Driving test
Driving test Yonatan Sindel/Flash90

A Jerusalem labor court on Wednesday issued a temporary injunction against the Ministry of Transportation, halting a plan to privatize the driver testing department and ordering the Ministry and striking union workers to renew negotiations for a compromise. The injunction will remain in force for 90 days.

The court also ordered striking driving testers back to work, ending a nearly two and a half month-long hiatus of driver’s license tests.

In his decision, Judge Eyal Avrahami explained the basis of his injunction, writing that the Transportation Ministry had not followed proper procedure.

“The privatization process was apparently pursued without consultations or talks as required by law, therefore we order a temporary halt.”

Avi Nissenkorn, chairman of the Histadrut (General Labor Federation), praised the ruling.

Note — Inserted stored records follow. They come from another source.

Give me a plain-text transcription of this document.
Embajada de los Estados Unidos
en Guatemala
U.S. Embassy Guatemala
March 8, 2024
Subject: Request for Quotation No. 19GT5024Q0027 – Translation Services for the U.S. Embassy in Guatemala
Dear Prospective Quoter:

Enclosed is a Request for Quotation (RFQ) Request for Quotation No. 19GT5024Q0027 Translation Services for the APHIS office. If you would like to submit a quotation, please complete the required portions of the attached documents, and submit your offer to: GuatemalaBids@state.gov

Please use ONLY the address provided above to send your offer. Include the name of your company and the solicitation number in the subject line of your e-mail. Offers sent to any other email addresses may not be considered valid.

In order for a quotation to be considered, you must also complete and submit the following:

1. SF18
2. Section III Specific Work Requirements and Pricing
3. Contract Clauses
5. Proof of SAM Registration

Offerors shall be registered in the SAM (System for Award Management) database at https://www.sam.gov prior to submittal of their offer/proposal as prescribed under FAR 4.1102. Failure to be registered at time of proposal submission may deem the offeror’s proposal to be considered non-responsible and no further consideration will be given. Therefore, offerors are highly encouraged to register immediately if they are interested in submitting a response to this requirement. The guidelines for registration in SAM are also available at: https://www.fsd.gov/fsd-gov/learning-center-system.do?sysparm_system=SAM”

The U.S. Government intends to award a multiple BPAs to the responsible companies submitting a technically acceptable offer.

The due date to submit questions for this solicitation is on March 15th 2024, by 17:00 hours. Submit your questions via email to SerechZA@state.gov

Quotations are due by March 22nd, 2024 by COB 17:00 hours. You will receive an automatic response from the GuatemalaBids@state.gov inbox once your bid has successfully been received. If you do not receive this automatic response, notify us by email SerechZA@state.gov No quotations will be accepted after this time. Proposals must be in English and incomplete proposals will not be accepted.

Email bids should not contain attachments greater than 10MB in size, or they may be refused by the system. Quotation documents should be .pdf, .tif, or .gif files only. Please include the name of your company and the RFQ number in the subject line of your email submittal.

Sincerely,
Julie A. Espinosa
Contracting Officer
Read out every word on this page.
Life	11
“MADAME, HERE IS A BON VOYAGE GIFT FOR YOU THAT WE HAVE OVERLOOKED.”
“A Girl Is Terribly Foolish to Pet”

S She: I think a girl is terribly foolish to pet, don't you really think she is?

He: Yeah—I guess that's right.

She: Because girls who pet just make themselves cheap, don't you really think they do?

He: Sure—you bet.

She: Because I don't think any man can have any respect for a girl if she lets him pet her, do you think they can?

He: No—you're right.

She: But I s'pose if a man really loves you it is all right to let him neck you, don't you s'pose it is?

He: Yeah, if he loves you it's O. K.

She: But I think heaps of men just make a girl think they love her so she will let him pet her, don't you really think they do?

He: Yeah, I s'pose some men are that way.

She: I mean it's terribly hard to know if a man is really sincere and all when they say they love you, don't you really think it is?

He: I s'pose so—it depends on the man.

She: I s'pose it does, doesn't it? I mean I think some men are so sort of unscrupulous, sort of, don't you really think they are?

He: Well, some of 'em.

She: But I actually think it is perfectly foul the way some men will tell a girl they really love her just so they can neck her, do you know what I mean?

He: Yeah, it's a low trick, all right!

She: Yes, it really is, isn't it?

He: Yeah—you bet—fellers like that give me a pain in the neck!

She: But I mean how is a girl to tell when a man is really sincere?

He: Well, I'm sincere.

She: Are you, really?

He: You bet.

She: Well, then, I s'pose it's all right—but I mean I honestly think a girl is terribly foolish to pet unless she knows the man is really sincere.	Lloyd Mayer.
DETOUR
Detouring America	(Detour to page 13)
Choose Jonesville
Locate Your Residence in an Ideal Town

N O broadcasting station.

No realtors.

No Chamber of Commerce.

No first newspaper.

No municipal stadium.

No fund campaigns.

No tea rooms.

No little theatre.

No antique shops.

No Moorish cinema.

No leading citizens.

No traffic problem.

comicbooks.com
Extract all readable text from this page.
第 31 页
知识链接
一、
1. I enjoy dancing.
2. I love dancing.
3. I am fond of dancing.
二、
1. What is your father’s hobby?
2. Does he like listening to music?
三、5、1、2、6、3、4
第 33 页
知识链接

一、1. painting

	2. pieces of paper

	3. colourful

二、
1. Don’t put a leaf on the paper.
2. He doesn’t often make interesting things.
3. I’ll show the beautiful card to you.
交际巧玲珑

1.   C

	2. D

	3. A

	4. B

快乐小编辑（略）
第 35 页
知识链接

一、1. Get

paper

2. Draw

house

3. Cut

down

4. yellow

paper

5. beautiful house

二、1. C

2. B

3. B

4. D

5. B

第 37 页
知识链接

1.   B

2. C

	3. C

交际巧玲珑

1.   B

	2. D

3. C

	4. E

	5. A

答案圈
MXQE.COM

“I’m happy to announce that the full and immediate return of driving testers to work. We will continue to act responsibly on behalf of the Israeli public and we will work tireless against efforts to turn employees into contracted workers.”

The Transportation Ministry issued a statement saying it planned to appeal the court’s decision.

On Tuesday the Ministry of Transportation presented a temporary solution to the strike. According to the plan drawn up by Transportation Minister Yisrael Katz (Likud), professional managers from driving schools would serve as driving testers for half a year until the privatization plan takes effect at the beginning of 2017.

By next month, temporary replacements for the striking testers could be ready to step in to fill the gap if needed, say ministry officials.